For software teams, SPIDR (and my DRIPS variant) provides a structured approach to slicing work into smaller, testable deliverables.
Work Decomposition Rules
Make it usable and therefore valuable. Each smaller item should produce something that can be used, evaluated, or tested. In software, a thin, working slice of a feature is usable. A document describing the future feature is not. “Usable” does not necessarily mean necessarily complete or ready for broad release. It means the work produces a result that can be exercised and validated.
Make it small, but not too small. Smaller batches reduce risk and speed feedback, but extremely tiny slices can create unnecessary overhead. Decompose until the item can be completed and validated quickly, without turning the work into administrative noise.
Insist on customer feedback. Get feedback on finished work from real users or stakeholders. Prefer direct interaction over proxy interpretation. Show smaller deliverables more frequently to shorten the feedback loop.

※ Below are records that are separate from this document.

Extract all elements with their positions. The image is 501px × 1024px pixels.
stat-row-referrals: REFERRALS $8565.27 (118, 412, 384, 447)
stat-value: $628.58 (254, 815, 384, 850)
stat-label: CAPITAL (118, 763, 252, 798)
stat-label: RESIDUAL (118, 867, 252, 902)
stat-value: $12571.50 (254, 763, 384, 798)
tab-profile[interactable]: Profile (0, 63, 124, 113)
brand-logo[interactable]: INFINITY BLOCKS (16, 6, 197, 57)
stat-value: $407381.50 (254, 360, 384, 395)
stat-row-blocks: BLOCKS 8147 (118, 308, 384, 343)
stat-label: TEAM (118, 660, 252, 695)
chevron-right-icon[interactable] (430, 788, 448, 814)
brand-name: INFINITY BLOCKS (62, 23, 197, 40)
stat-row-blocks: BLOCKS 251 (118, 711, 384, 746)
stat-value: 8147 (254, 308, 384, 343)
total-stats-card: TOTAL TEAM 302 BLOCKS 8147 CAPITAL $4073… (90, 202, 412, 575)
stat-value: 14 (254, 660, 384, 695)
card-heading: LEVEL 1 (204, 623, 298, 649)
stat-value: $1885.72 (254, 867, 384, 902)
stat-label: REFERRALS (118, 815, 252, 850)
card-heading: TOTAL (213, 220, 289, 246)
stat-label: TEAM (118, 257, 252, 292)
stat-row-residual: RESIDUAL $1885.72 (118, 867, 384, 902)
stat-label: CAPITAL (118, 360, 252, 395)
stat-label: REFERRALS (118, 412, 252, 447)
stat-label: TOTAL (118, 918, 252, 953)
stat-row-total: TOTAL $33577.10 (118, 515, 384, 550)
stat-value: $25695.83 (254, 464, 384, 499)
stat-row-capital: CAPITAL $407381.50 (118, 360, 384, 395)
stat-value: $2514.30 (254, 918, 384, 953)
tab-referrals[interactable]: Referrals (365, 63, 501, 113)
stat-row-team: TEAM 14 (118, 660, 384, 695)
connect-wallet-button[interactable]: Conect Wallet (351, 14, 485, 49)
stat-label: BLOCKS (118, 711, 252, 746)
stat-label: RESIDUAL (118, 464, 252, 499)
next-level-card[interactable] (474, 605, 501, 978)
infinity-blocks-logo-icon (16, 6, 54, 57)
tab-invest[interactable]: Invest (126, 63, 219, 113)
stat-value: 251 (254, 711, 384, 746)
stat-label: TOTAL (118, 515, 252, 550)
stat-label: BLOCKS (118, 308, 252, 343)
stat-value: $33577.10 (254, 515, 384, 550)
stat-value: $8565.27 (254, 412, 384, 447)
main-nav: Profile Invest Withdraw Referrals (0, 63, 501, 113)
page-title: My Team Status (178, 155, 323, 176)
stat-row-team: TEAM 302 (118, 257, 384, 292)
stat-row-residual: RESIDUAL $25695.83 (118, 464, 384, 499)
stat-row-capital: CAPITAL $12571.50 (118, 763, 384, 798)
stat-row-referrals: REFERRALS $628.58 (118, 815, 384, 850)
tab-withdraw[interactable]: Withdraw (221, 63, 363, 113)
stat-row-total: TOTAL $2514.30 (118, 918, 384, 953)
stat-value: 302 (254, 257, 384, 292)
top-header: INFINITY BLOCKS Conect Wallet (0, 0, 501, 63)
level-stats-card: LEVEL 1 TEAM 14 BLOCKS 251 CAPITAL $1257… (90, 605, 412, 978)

Science, Empiricism, and Natural Work
In many disciplines, work progresses through small, testable increments. Software development itself typically advances through small changes followed by execution and validation. Introducing a limited change and observing its behavior reduces the scope of debugging. Introducing many changes at once increases the difficulty of isolating defects.
Scientific experimentation follows the same principle. Researchers control variables, test a specific hypothesis, observe results, and adjust based on evidence. Each experiment is designed to isolate cause and effect. When too many variables change simultaneously, interpretation becomes difficult.
Business strategy benefits from the same discipline. Instead of committing to large, fixed-scope initiatives that run for months before validation, organizations can introduce smaller increments of capability and measure the results. Early feedback may confirm direction, suggest adjustments, or indicate that further investment is not justified.
Evidence-Based Management is most effective when work is delivered in small, measurable increments. Smaller batches clarify cause and effect, shorten learning cycles, and reduce the cost of being wrong.